Still, there’s space between (maybe!) getting up at the MTThF time/doing the morning routine and then my burst of muscle energy.
I take a while to drink my coffee, too—there’s the first cup, which flows briskly through breakfast, and the second, which is by itself. This is routinely true, by the way; it’s just that cup #2 travels to school on those other days.
Did I already tell you about my first spiritual direction sequence? Press of time, etc. previously mentioned issues, so for now I’ll say it was in… the early Aughts, I think, the girls were still little but I’d finished grad school… oh, yes, it’d be later, 2005 or 6
…because I had spaciousness in my day for big questions and bigger thinking, and when I work for hire that tends to get crowded out.
Anyway, today I was remembering one of Margaret’s gifts to me. She showed me a devotional writer’s coffee-cup contemplative prayer.
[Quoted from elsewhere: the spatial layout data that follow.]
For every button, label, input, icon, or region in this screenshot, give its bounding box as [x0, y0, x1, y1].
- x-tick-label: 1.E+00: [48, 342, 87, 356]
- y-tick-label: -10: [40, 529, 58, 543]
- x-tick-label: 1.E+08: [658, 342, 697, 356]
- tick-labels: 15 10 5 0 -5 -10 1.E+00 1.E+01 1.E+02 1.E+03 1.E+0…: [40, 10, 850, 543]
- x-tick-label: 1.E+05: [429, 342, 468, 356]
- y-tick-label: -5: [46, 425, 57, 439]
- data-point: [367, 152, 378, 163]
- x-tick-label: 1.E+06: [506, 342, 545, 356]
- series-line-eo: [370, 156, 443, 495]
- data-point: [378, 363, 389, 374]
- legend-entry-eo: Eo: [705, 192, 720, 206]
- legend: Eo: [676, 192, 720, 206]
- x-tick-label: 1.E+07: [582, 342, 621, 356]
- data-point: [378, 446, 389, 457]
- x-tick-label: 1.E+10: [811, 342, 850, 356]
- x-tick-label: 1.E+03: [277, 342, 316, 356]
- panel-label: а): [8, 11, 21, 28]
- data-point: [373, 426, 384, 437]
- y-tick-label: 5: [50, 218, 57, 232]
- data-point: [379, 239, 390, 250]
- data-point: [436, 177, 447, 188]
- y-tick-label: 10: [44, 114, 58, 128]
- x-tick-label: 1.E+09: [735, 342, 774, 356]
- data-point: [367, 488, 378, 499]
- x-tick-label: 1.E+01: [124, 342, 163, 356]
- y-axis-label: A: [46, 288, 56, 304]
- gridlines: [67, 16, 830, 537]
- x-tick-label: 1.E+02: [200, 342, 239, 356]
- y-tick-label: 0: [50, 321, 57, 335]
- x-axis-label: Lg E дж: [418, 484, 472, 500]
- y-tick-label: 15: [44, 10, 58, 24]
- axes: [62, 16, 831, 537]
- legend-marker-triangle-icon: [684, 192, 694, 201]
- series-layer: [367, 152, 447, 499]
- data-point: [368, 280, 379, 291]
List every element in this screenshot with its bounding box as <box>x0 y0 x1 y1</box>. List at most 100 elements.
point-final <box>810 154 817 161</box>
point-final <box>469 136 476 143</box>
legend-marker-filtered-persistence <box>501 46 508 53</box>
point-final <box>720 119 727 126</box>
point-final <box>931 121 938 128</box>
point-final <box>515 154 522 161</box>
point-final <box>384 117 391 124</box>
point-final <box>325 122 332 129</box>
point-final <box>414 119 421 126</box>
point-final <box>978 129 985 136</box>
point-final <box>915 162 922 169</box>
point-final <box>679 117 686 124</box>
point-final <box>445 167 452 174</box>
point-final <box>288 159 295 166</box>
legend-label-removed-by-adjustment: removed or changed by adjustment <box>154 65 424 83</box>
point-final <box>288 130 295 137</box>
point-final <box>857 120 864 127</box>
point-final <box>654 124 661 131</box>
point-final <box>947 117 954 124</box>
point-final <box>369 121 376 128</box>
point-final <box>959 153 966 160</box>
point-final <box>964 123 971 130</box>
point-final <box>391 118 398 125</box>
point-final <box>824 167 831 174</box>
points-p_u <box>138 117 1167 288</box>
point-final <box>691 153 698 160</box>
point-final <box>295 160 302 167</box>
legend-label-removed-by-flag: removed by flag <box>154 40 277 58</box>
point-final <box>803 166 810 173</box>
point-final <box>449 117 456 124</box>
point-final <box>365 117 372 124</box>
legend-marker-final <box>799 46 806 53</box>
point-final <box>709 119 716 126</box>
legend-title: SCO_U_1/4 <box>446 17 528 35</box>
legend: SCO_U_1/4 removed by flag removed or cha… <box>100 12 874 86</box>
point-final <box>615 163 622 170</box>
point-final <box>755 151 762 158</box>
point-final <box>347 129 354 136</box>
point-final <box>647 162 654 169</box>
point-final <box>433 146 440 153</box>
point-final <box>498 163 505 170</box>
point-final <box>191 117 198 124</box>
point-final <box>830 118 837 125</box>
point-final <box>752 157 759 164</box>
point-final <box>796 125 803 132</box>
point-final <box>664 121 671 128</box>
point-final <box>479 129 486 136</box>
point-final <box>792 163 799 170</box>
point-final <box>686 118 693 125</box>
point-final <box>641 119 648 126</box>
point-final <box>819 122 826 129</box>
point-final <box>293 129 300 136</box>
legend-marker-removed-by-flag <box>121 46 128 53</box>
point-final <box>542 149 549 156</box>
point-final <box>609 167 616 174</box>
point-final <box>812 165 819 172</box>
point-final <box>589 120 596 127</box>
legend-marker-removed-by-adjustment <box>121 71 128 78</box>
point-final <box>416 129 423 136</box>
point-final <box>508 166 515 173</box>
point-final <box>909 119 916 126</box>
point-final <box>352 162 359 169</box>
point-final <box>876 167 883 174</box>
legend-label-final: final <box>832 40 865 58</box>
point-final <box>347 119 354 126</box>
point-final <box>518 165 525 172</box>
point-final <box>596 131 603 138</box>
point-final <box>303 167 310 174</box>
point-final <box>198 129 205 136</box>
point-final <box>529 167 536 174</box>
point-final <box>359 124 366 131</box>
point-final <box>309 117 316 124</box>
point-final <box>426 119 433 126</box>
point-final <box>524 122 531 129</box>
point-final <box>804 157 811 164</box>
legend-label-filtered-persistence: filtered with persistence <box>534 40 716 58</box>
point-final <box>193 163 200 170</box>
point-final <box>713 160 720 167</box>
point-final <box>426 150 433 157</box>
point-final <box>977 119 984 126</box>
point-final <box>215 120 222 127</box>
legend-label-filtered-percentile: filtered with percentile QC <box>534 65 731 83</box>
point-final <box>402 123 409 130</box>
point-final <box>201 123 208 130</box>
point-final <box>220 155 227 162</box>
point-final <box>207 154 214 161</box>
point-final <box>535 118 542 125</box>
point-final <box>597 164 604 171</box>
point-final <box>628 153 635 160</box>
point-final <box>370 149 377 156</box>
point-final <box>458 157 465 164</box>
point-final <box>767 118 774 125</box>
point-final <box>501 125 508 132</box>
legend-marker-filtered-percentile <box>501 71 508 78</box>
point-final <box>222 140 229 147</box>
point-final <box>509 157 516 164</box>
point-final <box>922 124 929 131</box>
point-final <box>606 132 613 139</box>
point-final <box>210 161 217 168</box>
It wasn’t centering prayer with coffee, although it could be. Nor was it intercessional, or or or.
What it offered was a container for time, with an anchor in the senses, bracketed in a way that even the parent of small children can grant to themself.
While you drink the cup of coffee, holding the warm ceramic and smell-tasting the brew, sit on purpose with God. When you finish the cup, close the prayer.*
Like I said, I haven’t yet established a full rhythm. My square beats are getting stronger, but my syncopation’s still slipping around.
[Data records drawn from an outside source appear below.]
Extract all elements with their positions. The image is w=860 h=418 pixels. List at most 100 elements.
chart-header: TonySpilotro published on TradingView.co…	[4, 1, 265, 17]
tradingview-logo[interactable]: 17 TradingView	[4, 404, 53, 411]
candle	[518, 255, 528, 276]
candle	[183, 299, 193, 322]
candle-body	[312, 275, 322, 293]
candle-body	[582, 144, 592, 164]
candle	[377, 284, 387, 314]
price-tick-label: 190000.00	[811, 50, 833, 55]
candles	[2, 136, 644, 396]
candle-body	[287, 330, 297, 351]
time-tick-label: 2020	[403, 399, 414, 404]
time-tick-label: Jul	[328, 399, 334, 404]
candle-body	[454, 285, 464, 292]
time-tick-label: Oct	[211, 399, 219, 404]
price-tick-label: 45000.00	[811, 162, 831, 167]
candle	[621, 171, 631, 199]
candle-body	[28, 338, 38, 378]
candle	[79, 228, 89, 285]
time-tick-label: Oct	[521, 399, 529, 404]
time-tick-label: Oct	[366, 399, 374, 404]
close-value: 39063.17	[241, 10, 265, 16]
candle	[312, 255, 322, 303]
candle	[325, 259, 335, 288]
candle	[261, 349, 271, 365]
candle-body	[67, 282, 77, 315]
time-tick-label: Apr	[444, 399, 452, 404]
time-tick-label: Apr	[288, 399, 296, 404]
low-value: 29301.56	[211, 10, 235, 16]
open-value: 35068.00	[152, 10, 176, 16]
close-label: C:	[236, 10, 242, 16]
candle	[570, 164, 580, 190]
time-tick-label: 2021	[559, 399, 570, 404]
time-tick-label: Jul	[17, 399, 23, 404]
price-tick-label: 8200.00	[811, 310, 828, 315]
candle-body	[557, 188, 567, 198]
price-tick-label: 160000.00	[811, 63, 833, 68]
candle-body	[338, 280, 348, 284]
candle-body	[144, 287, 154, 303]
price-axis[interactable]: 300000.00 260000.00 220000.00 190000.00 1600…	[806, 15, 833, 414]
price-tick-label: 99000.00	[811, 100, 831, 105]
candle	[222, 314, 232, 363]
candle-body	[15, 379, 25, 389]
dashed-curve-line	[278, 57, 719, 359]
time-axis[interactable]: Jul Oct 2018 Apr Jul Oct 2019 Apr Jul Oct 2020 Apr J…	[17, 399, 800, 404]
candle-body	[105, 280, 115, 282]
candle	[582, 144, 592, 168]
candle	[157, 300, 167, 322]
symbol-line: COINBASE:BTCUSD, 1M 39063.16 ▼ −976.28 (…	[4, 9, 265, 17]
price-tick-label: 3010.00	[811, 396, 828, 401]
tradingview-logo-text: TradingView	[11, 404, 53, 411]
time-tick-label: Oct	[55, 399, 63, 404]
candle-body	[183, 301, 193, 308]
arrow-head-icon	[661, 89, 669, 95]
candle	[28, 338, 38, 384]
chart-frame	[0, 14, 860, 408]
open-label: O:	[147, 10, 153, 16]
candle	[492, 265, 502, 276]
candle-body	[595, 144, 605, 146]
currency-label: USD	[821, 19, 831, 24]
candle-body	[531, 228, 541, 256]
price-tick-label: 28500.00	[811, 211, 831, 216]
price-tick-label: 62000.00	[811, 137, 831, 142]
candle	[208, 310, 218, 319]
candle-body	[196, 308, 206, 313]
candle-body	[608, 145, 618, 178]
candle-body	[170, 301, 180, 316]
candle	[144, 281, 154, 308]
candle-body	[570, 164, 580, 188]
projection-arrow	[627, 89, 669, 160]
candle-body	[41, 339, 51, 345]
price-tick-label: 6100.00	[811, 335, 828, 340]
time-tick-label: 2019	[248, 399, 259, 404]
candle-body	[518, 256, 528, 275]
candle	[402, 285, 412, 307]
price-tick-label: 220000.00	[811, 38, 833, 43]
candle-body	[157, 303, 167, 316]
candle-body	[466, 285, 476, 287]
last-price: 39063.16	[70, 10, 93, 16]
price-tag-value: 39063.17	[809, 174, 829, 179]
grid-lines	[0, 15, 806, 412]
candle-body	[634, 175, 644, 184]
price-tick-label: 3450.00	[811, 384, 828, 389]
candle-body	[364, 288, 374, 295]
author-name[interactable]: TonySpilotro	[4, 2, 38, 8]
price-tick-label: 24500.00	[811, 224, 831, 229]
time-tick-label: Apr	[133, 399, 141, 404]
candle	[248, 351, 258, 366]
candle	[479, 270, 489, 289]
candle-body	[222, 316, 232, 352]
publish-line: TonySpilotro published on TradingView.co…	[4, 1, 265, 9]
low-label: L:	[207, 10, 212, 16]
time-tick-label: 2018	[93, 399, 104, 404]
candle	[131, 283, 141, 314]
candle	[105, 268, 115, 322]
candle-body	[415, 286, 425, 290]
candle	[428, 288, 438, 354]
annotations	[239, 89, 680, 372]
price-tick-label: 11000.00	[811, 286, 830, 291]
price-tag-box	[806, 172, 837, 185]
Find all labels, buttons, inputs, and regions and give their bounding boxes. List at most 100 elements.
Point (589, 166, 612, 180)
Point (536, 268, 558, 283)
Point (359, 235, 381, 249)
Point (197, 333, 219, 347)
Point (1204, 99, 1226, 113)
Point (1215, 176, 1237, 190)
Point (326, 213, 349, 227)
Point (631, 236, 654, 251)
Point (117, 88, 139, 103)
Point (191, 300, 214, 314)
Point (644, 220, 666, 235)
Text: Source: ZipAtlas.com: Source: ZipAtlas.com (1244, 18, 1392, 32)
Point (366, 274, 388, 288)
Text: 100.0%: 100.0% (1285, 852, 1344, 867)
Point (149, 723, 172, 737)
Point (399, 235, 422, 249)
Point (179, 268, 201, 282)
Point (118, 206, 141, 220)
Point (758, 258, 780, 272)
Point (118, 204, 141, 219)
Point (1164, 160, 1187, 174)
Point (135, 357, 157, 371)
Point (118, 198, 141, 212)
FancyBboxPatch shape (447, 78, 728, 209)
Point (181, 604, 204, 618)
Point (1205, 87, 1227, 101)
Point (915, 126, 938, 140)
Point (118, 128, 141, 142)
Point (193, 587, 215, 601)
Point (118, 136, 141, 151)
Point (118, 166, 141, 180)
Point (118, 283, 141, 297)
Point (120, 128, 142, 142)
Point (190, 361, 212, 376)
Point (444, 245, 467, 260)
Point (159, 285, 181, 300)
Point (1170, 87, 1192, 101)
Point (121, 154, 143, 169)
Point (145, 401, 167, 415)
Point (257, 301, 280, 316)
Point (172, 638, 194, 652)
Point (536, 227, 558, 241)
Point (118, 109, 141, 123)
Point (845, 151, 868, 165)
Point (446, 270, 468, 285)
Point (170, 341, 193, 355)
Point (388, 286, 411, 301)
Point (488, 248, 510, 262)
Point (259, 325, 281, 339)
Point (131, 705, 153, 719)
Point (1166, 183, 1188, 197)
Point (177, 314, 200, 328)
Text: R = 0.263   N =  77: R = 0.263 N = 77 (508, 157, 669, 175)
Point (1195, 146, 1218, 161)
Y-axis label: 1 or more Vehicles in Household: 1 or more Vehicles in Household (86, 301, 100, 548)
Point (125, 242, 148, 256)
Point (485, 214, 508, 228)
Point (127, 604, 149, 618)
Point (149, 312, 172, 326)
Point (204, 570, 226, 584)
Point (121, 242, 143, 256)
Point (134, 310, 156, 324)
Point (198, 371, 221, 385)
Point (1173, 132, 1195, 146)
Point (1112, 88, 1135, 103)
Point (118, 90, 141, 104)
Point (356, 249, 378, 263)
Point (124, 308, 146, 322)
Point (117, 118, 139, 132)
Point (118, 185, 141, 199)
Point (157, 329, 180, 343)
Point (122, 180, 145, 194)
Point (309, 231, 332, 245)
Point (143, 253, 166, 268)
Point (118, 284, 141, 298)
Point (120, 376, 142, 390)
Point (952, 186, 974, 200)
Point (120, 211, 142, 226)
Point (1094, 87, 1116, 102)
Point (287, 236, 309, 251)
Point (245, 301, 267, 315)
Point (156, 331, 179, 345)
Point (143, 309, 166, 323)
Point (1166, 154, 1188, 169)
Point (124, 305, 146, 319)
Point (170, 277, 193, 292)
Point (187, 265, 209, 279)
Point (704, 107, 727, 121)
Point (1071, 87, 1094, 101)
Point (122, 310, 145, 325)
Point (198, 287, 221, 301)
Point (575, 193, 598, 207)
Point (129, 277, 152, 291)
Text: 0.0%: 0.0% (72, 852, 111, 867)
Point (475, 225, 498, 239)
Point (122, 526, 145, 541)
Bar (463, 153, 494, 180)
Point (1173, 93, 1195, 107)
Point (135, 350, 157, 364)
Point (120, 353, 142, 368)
Today I walked from the back of the house back to the dining table (and coffee #2!). As I strolled, I glanced at my watch—7:40, workout not till 9—and it clicked: Oh, right, time for devotion. And coffee.
May these words of my mouth and all the meditations of my heart be pleasing in your sight, oh God my rock and redeemer.
* That is not a direct quote, though I formatted it as if it were. I long ago recycled the photocopy, or filed it too thoroughly, and so can’t even give full credit where credit is due. Though maybe the credit truly belongs in the folk-wisdom of spiritual directors!